ブリテンのピアノ協奏曲は爽快の一言につきる。自身ピアノの名手でもあったブリテンだけあって、どこを聴いてもピアニスティックな効果に溢れている。めくるめく音の洪水。オーケストラの色彩感もさすがブリテン、とても心地よい。プロコフィエフのピアノ協奏曲──とりわけ第1番や第3番──が好きな人ならば絶対に気に入るだろう。ライブ録音で、アンスネスのピアノも絶好調。
ショスタコーヴィチの作品にはマルタ・アルゲリッチやイェフィム・ブロンフマンによる名盤もあるが、アンスネスもそれらに負けてはいない。フットワークのよさ、スピード感、容赦のない「変則ギア」、ジャズっぽいノリに関してはアルゲリッチやブロンフマンを上回るかもしれない。とにかく痛快な演奏だ。
そしてエネスコの《伝説 Légende》。このアンスネス盤で初めて知った曲なのだが、これが凄くよかった。ブリテンの曲には作曲家自身の指揮とリヒテルによる定番の録音があるし、ショスタコも上記の著名ピアニストらによるディスクがある。
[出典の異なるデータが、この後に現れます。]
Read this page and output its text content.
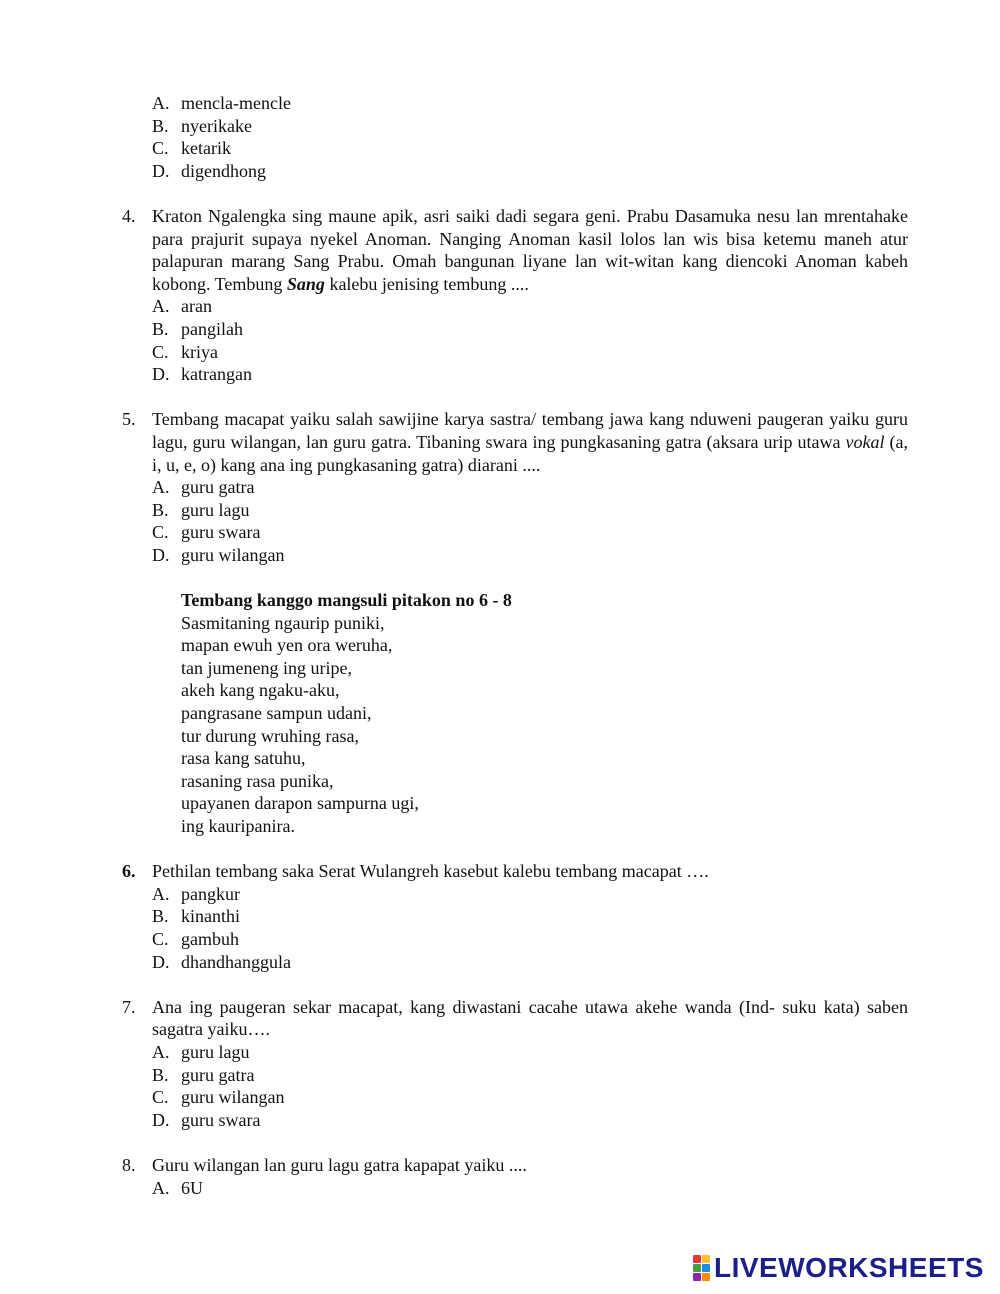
A. mencla-mencle
B. nyerikake
C. ketarik
D. digendhong
4. Kraton Ngalengka sing maune apik, asri saiki dadi segara geni. Prabu Dasamuka nesu lan mrentahake para prajurit supaya nyekel Anoman. Nanging Anoman kasil lolos lan wis bisa ketemu maneh atur palapuran marang Sang Prabu. Omah bangunan liyane lan wit-witan kang diencoki Anoman kabeh kobong. Tembung Sang kalebu jenising tembung ....
A. aran
B. pangilah
C. kriya
D. katrangan
5. Tembang macapat yaiku salah sawijine karya sastra/ tembang jawa kang nduweni paugeran yaiku guru lagu, guru wilangan, lan guru gatra. Tibaning swara ing pungkasaning gatra (aksara urip utawa vokal (a, i, u, e, o) kang ana ing pungkasaning gatra) diarani ....
A. guru gatra
B. guru lagu
C. guru swara
D. guru wilangan
Tembang kanggo mangsuli pitakon no 6 - 8
Sasmitaning ngaurip puniki,
mapan ewuh yen ora weruha,
tan jumeneng ing uripe,
akeh kang ngaku-aku,
pangrasane sampun udani,
tur durung wruhing rasa,
rasa kang satuhu,
rasaning rasa punika,
upayanen darapon sampurna ugi,
ing kauripanira.
6. Pethilan tembang saka Serat Wulangreh kasebut kalebu tembang macapat ….
A. pangkur
B. kinanthi
C. gambuh
D. dhandhanggula
7. Ana ing paugeran sekar macapat, kang diwastani cacahe utawa akehe wanda (Ind- suku kata) saben sagatra yaiku….
A. guru lagu
B. guru gatra
C. guru wilangan
D. guru swara
8. Guru wilangan lan guru lagu gatra kapapat yaiku ....
A. 6U
LIVEWORKSHEETS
でも、このエネスコの曲は、アンスネス盤を聴かなかったら、もしかすると、一生聴かなかったかもしれない──もし、そうであったら、とても残念に思う。喩えていえば、クラリネットという楽器(の音色)が好きなのに、ブラームスの《クラリネット・ソナタ》を聴かないで一生を終えてしまうくらいに。
トランペットが物悲しく歌う。ときに叫ぶ。そこにピアノが優しく寄り添う。エネスコの《伝説》は感動的であった。グッときた──目頭が熱くなるくらいに。
Giuliano Sommerhalder - Enescu Légende
*1:CD版『Pictures Reframed』のカップリングはロベルト・シューマンの《子供の情景》。